· Ernie Braganza · Blog article · 2 min read
A Federal Master List Will Deny Citizens the Vote
The traditional strength of American elections has always been its decentralization. Creating a national master list of eligible voter is doomed to failure and is an attempt to deny the vote to vunerable populations.

Last updated: April 02, 2026
The traditional strength of American elections has always been its decentralization. By distributing the administration of elections across thousands of counties and fifty states, the system has remained resilient to both fraud and large-scale cyber-attacks. However, current executive and legislative efforts—including the SAVE Act and MEGA Act and recent executive orders—aim to dismantle this architecture in favor of a top-down, nationalized model that creates a dangerous single point of failure.
The most immediate threat lies in the administration’s mandate for the Department of Homeland Security (DHS) to compile a real-time national voter list of “confirmed citizens.” While framed as a measure for “election integrity,” this initiative is a logistical and constitutional minefield.
The federal databases being tapped for this project—primarily from the Social Security Administration and DHS—were never designed to track the voting status of every American in real time.
The data are inherently fragmented and lagging. As a result, the list is doomed to exclude hundreds of thousands of eligible voters who have recently changed names, addresses, or status, but whose records haven’t been updated.

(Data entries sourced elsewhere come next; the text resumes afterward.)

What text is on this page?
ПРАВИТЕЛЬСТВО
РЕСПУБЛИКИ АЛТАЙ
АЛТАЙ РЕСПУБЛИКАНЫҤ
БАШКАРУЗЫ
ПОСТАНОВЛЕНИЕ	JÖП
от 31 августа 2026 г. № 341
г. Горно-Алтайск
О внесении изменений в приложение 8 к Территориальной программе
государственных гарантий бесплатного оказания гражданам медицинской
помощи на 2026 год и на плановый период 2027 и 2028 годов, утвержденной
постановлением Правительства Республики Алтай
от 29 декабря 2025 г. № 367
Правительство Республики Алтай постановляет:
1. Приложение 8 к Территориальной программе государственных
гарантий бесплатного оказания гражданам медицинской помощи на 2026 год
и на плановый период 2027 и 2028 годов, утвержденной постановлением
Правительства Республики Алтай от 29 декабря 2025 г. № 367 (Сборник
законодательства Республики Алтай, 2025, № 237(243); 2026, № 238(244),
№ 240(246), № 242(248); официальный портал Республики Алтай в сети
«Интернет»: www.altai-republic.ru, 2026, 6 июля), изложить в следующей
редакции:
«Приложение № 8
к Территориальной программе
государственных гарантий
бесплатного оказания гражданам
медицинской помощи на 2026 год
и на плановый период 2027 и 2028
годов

Currently you can go to your county registrar to correct errors. In the new scheme the correction would have to make it’s way through vast bureaucracy of the federal government. Good luck. By overriding state-maintained rolls with an error-prone federal master list, the government is systematically disenfranchising eligible voters based on administrative shortcomings.

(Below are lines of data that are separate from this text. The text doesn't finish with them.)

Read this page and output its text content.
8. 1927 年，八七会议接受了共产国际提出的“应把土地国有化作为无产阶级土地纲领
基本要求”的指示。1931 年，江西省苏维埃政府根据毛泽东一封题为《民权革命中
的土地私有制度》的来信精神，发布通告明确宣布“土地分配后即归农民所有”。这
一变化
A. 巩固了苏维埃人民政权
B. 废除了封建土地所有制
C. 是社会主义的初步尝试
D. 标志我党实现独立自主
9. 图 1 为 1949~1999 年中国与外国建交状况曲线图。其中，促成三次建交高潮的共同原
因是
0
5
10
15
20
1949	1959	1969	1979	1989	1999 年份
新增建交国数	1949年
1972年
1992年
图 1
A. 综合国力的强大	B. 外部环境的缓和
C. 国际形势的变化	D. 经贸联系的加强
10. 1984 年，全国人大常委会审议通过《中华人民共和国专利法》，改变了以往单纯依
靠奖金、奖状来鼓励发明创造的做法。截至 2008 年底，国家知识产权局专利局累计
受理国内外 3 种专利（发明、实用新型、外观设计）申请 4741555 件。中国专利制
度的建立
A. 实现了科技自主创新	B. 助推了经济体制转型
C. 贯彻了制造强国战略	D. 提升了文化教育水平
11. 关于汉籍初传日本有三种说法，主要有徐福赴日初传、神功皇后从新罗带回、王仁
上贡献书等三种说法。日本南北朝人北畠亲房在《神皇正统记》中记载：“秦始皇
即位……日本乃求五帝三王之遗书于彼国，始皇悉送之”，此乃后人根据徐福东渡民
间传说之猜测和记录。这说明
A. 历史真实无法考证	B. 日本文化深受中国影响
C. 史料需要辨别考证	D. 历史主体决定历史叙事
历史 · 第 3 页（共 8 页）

Furthermore, as Senator Mark Warner has noted, consolidating our election infrastructure into a centralized federal database creates an irresistible target for foreign adversaries. Instead of needing to breach fifty separate state systems, a hacker would only need to compromise one.
Nationalizing the election process under executive control violates the Tenth Amendment. The administration is not “regulating” the manner of elections, but rather seizing the machinery of state government to enforce a federal agenda. It is abandoning the checks and balances that have protected the ballot box for centuries.
To “save” the election process by centralizing it is to destroy the very local accountability that makes it secure. We cannot allow the Department of Homeland Security to create a fatally flawed master list that will inevitably deny the vote to qualified citizens.